Know all by these present that the undersigned hereby constitutes and appoints Robert Macklin, Kevin Warns, Susan Lichtenstein, Timothy Guion and Marcia Riehle, or any of their written designees among employees of Hill-Rom Holdings, Inc. and its subsidiaries (the “Company”), signing singly, the undersigned’s true and lawful attorney-in-fact to:


 
(1)
execute for and on behalf of the undersigned, in the undersigned’s capacity as an officer and/or director of the Company, Forms 3, 4 and 5 in accordance with Section 16(a) of the Securities Exchange Act of 1934 and the rules thereunder;


 
(2)
do and perform any and all acts for and on behalf of the undersigned which may be necessary or desirable to complete and execute any such Form 3, 4 or 5, complete and execute any amendment or amendments thereto, and timely file such form with the United States Securities and Exchange Commission and any stock exchange or similar authority; and


 
(3)
take any other action of any type whatsoever in connection with the foregoing which, in the opinion of such attorney-in-fact, may be of benefit to, in the best interest of, or legally required by, the undersigned, it being understood that the documents executed by such attorney-in-fact on behalf of the undersigned pursuant to this Power of Attorney shall be in such form and shall contain such terms and conditions as such attorney-in-fact may approve in such attorney-in-fact’s discretion.

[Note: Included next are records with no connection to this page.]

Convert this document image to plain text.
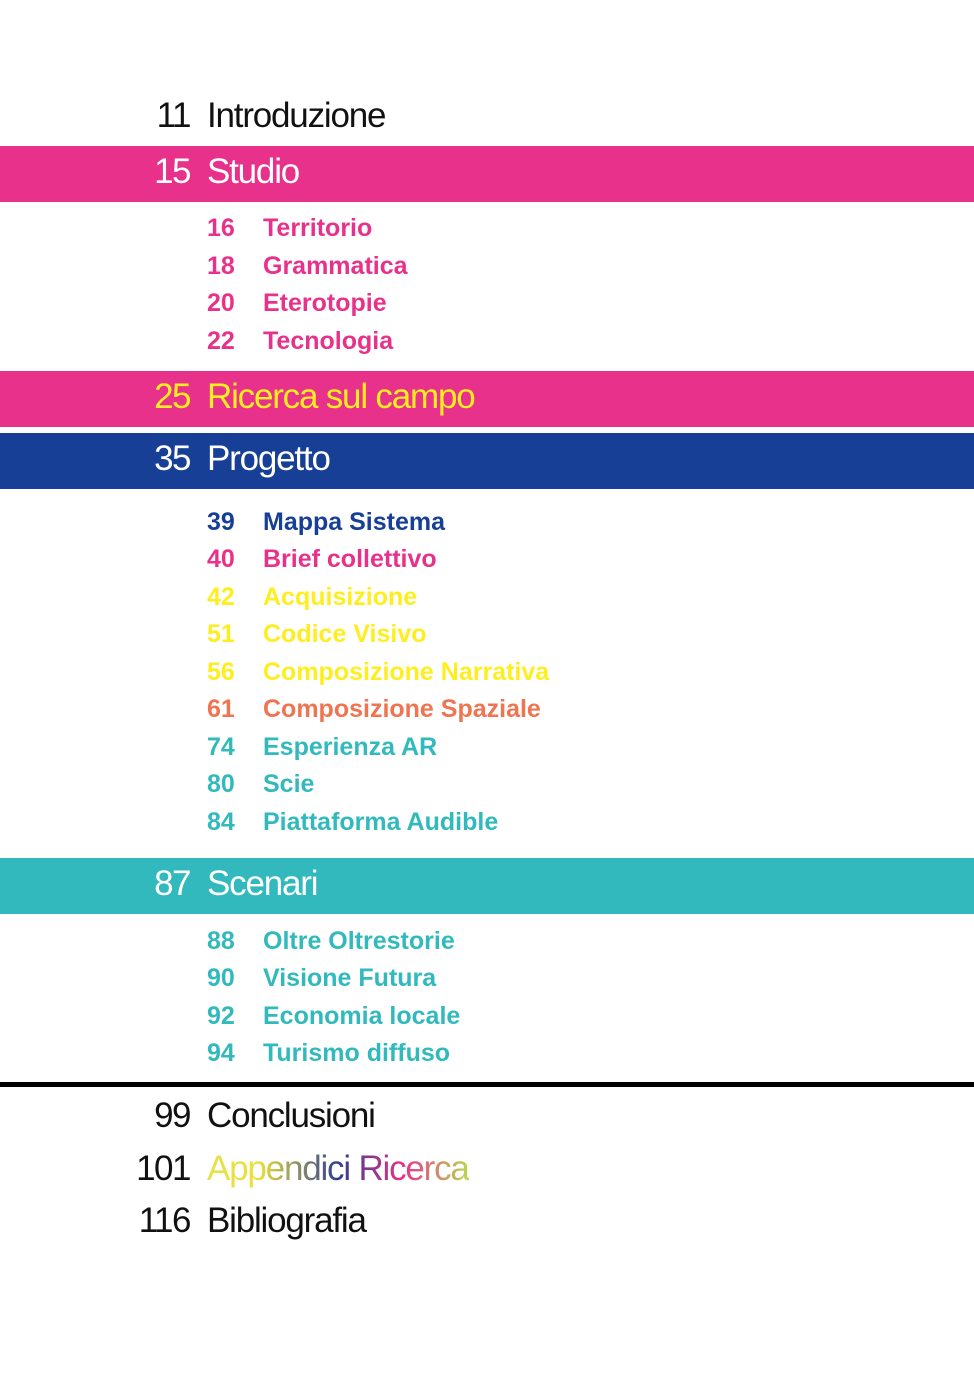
11 Introduzione
15 Studio
16 Territorio
18 Grammatica
20 Eterotopie
22 Tecnologia
25 Ricerca sul campo
35 Progetto
39 Mappa Sistema
40 Brief collettivo
42 Acquisizione
51 Codice Visivo
56 Composizione Narrativa
61 Composizione Spaziale
74 Esperienza AR
80 Scie
84 Piattaforma Audible
87 Scenari
88 Oltre Oltrestorie
90 Visione Futura
92 Economia locale
94 Turismo diffuso
99 Conclusioni
101 Appendici Ricerca
116 Bibliografia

The undersigned hereby grants to each such attorney-in-fact full power and authority to do and perform any and every act and thing whatsoever requisite, necessary, or proper to be done in the exercise of any of the rights and powers herein granted, as fully to all intents and purposes as the undersigned might or could do if personally present, with full power of substitution or revocation, hereby ratifying and confirming all that such attorney-in-fact, or such attorney-in-fact’s substitute or substitutes, shall lawfully do or cause to be done by virtue of this power of attorney and the rights and powers herein granted.  The undersigned acknowledges that the foregoing attorneys-in-fact, in serving in such capacity at the request of the undersigned, are not assuming, nor is the Company assuming, any of the undersigned’s responsibilities to comply with Section 16 of the Securities Exchange Act of 1934.


This Power of Attorney shall remain in full force and effect until the undersigned is no longer required to file Forms 3, 4 and 5 with respect to the undersigned’s holdings of and transactions in securities issued by the Company, unless earlier revoked by the undersigned in a signed writing delivered to the foregoing attorneys-in-fact.


IN WITNESS WHEREOF, the undersigned has caused this Power of Attorney to be executed as of this 6th day of March, 2012.